CRY OF WONDER
By Gerard W Hughes SJ, Bloomsbury; $22.95
Reviewed by Br Brian Grenier CFC
THE two unrelated Glaswegian Jesuits, Gerard W Hughes (an acclaimed spiritual writer who is best known for his popular 1985 book God of Surprises) and Gerard J Hughes (a philosopher), are sometimes referred to respectively by their confreres as Gerry the walker and Gerry the talker.
The distinction is especially appropriate in the case of the former who, having walked from London to Rome and from Scotland to Jerusalem, later published interesting accounts of these pilgrimages.
The journey theme is also present in this new work which reads like a spiritual odyssey in which the author, taking us more or less chronologically through his early life and his various assignments as a Jesuit, identifies the opportunities for personal growth they presented.
He relates and reflects upon incidents from his own experience not as an exercise in autobiography but rather in the hope that readers will follow his example and discover, to their enrichment, that God is to be sought ‘in the ordinary, in the earthiness and messiness, the chaos and strife of everyday living’.
“The only place”, he assures us, “any of us can find God at first hand is within our own experience”.

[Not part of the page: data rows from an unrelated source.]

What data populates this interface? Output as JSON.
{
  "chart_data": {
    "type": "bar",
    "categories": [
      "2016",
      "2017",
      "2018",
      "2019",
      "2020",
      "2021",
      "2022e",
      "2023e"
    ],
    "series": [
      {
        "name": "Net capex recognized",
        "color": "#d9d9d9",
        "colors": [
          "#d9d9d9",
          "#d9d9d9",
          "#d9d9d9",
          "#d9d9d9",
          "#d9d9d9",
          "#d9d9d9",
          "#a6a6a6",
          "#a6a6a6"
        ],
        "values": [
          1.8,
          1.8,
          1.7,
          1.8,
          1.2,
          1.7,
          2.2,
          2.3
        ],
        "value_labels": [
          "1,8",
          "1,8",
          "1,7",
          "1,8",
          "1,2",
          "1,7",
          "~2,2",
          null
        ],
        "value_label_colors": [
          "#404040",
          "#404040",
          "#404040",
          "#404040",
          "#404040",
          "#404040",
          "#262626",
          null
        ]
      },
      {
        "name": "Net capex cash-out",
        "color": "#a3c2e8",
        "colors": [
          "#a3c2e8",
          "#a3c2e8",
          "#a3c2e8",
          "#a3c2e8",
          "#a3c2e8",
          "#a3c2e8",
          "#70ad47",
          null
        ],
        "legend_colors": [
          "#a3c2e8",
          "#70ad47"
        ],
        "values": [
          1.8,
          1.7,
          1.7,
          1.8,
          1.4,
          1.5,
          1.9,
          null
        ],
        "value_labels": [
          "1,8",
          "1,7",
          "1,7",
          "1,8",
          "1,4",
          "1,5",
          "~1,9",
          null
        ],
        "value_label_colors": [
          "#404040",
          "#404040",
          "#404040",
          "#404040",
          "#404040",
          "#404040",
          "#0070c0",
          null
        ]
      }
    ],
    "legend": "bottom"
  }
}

Going a step further, Fr Hughes recommends, as he himself has done throughout his text, that we communicate our inner experience with one another.
With the “big picture” ever in mind, the series of reflections in this book focus on the all-important why questions of human life and religious belief – among them, “What is the fundamental desire that makes life worth living?”
The writer’s responses are gathered under three headings which identify his own enduring and inter-related preoccupations as a God-seeker and his pastoral commitments as a Jesuit priest – Unity, Peace, and Holiness.
Not surprisingly, he considers that a Christian understanding of ecumenism must have as its reference not merely inter-church harmony but the unity of all humankind.
Cry Wonder should be read at a leisurely walking pace with frequent stops for reflection. Helpful in this connection are the exercises which conclude each chapter and Fr Hughes’s prefatory suggestions on lectio divina, on imaginative prayer based on the scriptures and on the “review of the day” (awareness examen).
Solomon, so the Bible tells us, asked God for wisdom; and Rabbi Abraham Joshua Heschel records that he prayed for the gift of wonder.
That 90-year-old Gerard W Hughes is a man abundantly blessed with both of these attributes, is amply demonstrated in the work under review.